月娥坐在马背上,不时左右观看,心里打鼓似的跳,寻思有没有逃生的可能。
她的身后是几名骑着马,化装成商人的辽国人。
终于走到了关口前,两名边关卫士拦住了他们。
七爷将手中两份通关文牒递给其中一名士兵。另一名走过去看另一位的文牒了。
“荣州李能善?”
“是,在下。”
士兵盯着文牒,又看了一眼七爷,很认真地较对了一下,点点头。
他又抬头看向马背上,月娥心里顿时激动,渴望地看着他:“军爷…”
她刚说出这两个字,发现自己声音沙哑,喉咙发哽,像重度感冒一样。七爷已握住了她的手。
“马背上何人?”士兵仔细瞧着月娥问。
“我…”
“她是在下的母亲。”
月娥刚想求救,被七爷抢先说的话惊住了。
尼玛,我是他母亲?有我这样相貌的十四岁母亲吗?
月娥心下一喜,有点幸灾乐祸的感觉。
这人说谎不打草稿,这下卫兵该会认出他在信口雌黄,睁着眼睛撒谎了。勿须自己多言,定会被士兵拦下,仔细盘查。

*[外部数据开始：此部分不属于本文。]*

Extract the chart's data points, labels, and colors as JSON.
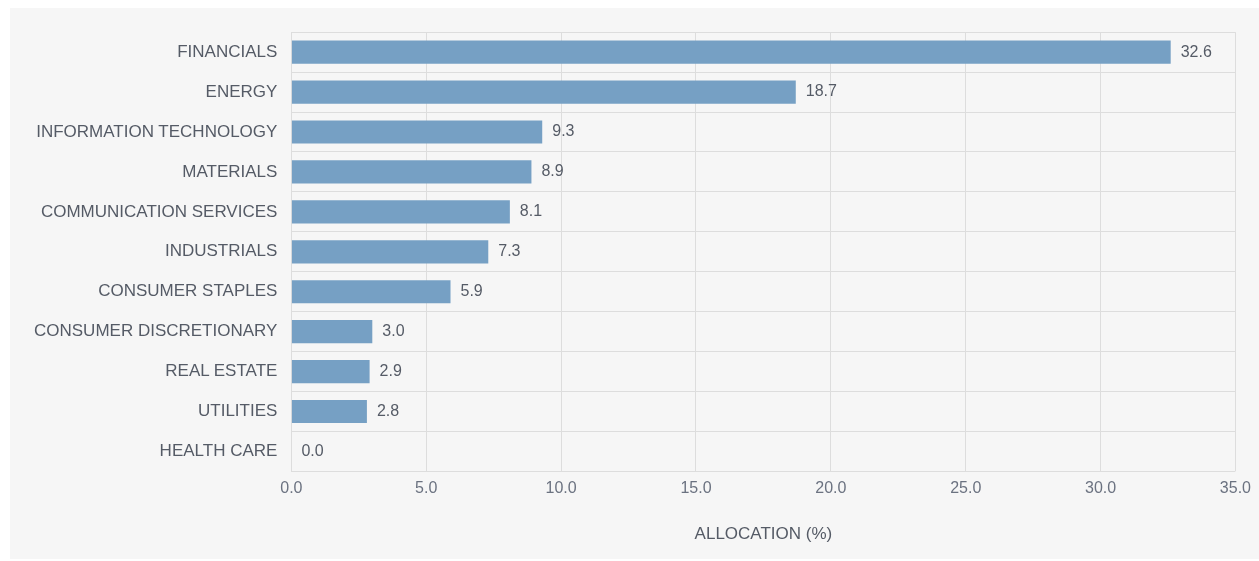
{
  "chart_data": {
    "type": "bar",
    "orientation": "horizontal",
    "xlabel": "ALLOCATION (%)",
    "categories": [
      "FINANCIALS",
      "ENERGY",
      "INFORMATION TECHNOLOGY",
      "MATERIALS",
      "COMMUNICATION SERVICES",
      "INDUSTRIALS",
      "CONSUMER STAPLES",
      "CONSUMER DISCRETIONARY",
      "REAL ESTATE",
      "UTILITIES",
      "HEALTH CARE"
    ],
    "values": [
      32.6,
      18.7,
      9.3,
      8.9,
      8.1,
      7.3,
      5.9,
      3.0,
      2.9,
      2.8,
      0.0
    ],
    "value_labels": [
      "32.6",
      "18.7",
      "9.3",
      "8.9",
      "8.1",
      "7.3",
      "5.9",
      "3.0",
      "2.9",
      "2.8",
      "0.0"
    ],
    "color": "#76a0c4",
    "xlim": [
      0,
      35
    ],
    "xticks": [
      {
        "value": 0,
        "label": "0.0"
      },
      {
        "value": 5,
        "label": "5.0"
      },
      {
        "value": 10,
        "label": "10.0"
      },
      {
        "value": 15,
        "label": "15.0"
      },
      {
        "value": 20,
        "label": "20.0"
      },
      {
        "value": 25,
        "label": "25.0"
      },
      {
        "value": 30,
        "label": "30.0"
      },
      {
        "value": 35,
        "label": "35.0"
      }
    ],
    "grid": true,
    "legend": false
  }
}
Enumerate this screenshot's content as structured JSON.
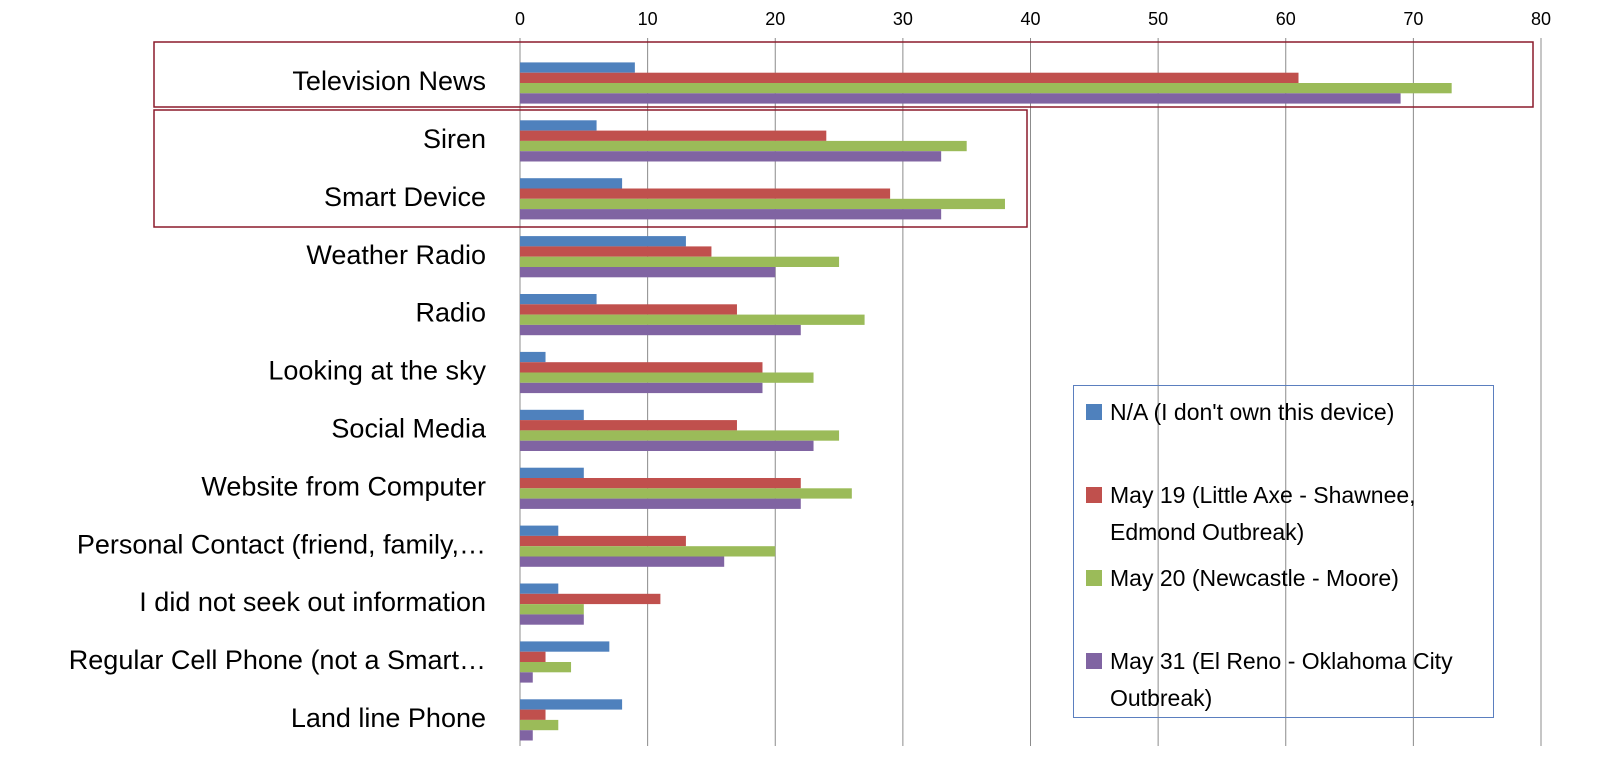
{
  "chart_data": {
    "type": "bar",
    "orientation": "horizontal",
    "categories": [
      "Television News",
      "Siren",
      "Smart Device",
      "Weather Radio",
      "Radio",
      "Looking at the sky",
      "Social Media",
      "Website from Computer",
      "Personal Contact (friend, family,…",
      "I did not seek out information",
      "Regular Cell Phone (not a Smart…",
      "Land line Phone"
    ],
    "series": [
      {
        "name": "N/A (I don't own this device)",
        "color": "#4f81bd",
        "values": [
          9,
          6,
          8,
          13,
          6,
          2,
          5,
          5,
          3,
          3,
          7,
          8
        ]
      },
      {
        "name": "May 19 (Little Axe - Shawnee, Edmond Outbreak)",
        "color": "#c0504d",
        "values": [
          61,
          24,
          29,
          15,
          17,
          19,
          17,
          22,
          13,
          11,
          2,
          2
        ]
      },
      {
        "name": "May 20 (Newcastle - Moore)",
        "color": "#9bbb59",
        "values": [
          73,
          35,
          38,
          25,
          27,
          23,
          25,
          26,
          20,
          5,
          4,
          3
        ]
      },
      {
        "name": "May 31 (El Reno - Oklahoma City Outbreak)",
        "color": "#8064a2",
        "values": [
          69,
          33,
          33,
          20,
          22,
          19,
          23,
          22,
          16,
          5,
          1,
          1
        ]
      }
    ],
    "xlim": [
      0,
      80
    ],
    "xticks": [
      0,
      10,
      20,
      30,
      40,
      50,
      60,
      70,
      80
    ],
    "grid": true,
    "legend": "right"
  }
}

“母亲,你看那边,那小孩儿长得像不像您乖孙?都穿着一样的衣裳?”
七爷嘴角含笑望着她,伸手一指。
月娥不觉顺着他手指望去,看到阿松身边两步远,有一对边民夫妇。
男的挑着一副箩筐,一头是几只鸡鸭,另-头装有几个大瓜果。妇人背上包裹里背着一个睡熟了的婴孩,手里牵着一个四,五岁的小男孩。
穿着靛蓝色衫裤的小男孩手里拿着一个小拔锣鼓,似新得的稀罕玩意儿,开心极了。一路走一路不停地左右摇晃,听着鼓儿音,发出咯咯的笑声。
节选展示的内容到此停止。